HYDRO 2016 Paper 4A1
Ingo Hennings, Dagmar Herbers
Ocean colour and its transparency are related to turbidity caused by substances in water like organic and inorganic material. One of the essential climate variables (ECV) is ocean colour. However, this implies the correct interpretation of observed water quality parameters. Acoustic Doppler Current Profiler (ADCP) data of the three-dimensional current-field, echo intensity, modulation of suspended sediment concentration (SSC), and related water levels and wind velocities have been analysed as a function of water depth above submerged asymmetric compound sand waves during a tidal cycle in the Lister Tief of the German Bight in the North Sea. Signatures of vertical current component, echo intensities and calculated SSC modulations in the water column depend strongly on wind and current velocity. Bursts of vertical current component and echo intensity are triggered by sand waves itself as well as by superimposed megaripples due to current wave interaction at high current ≥ 1.0 m s-1 and wind speeds ≥ 10.0 m s-1, preferably of opposite directions, measured at high spatial resolution. The magnitude of currents and SSC modulations during ebb and flood tidal current phases are only weakly time dependent, whereas the local magnitudes of these parameters are variable in space above the sand waves.
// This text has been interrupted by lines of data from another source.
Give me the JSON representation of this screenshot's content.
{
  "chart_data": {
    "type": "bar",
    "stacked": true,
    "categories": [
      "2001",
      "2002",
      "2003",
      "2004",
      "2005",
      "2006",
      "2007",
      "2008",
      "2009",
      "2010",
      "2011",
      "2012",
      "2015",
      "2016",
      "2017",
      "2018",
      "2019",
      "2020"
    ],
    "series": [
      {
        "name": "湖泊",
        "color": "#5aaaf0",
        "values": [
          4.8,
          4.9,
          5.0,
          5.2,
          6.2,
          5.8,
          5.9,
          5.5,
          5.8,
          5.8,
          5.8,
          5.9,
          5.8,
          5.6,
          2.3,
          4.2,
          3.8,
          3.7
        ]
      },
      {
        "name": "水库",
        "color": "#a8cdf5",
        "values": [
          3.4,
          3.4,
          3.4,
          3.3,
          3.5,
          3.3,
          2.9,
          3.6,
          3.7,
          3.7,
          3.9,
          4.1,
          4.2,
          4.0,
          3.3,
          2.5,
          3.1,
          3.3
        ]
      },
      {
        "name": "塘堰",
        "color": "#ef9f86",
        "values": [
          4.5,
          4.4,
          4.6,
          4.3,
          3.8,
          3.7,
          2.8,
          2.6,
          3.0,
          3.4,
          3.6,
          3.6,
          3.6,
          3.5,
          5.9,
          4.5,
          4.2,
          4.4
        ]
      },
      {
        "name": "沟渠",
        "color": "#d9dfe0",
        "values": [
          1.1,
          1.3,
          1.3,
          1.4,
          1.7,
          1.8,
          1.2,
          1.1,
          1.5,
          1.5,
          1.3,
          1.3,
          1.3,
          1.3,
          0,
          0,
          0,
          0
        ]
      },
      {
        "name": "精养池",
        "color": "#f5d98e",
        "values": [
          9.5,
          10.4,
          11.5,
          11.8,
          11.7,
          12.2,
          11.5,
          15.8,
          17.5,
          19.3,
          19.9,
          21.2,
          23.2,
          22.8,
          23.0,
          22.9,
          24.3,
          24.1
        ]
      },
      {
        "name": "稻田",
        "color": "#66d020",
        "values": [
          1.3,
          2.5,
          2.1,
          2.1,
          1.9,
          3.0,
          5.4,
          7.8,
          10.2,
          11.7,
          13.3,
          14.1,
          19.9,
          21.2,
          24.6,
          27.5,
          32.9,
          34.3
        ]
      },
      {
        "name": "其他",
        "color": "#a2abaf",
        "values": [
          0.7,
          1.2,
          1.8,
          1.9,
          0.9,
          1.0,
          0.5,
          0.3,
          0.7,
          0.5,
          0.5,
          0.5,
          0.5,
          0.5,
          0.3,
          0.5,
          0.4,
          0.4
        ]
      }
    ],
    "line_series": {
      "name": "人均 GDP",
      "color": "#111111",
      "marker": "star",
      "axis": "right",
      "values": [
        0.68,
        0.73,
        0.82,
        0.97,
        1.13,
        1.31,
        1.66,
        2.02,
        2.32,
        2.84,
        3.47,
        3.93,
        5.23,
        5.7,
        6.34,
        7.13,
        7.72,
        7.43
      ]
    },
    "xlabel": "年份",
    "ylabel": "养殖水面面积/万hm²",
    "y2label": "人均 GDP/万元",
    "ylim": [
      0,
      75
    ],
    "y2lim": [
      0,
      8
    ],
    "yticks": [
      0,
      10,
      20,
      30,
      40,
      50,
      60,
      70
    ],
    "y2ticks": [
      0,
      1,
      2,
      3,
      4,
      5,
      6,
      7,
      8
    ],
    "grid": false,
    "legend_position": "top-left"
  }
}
Intense ejections caused by tidal current velocity transport higher SSC near the bottom boundary layer at the sand waves superimposed by megaripples towards the free water surface. Such typical upwelling mechanism above sand waves creates distinct SSC signatures of remote sensing data visible in air- and space-borne optical imagery. Hydrodynamic parameters such as dynamic buoyancy density, total energy density and action density due to semi-diurnal M2 tide motion which are associated with sand waves are investigated and analysed. Results and characteristics of simulated hydrodynamic parameters in coastal waters above sand waves are presented. It is shown that ADCP measurements are to be consistent with simulations based on the applied theory.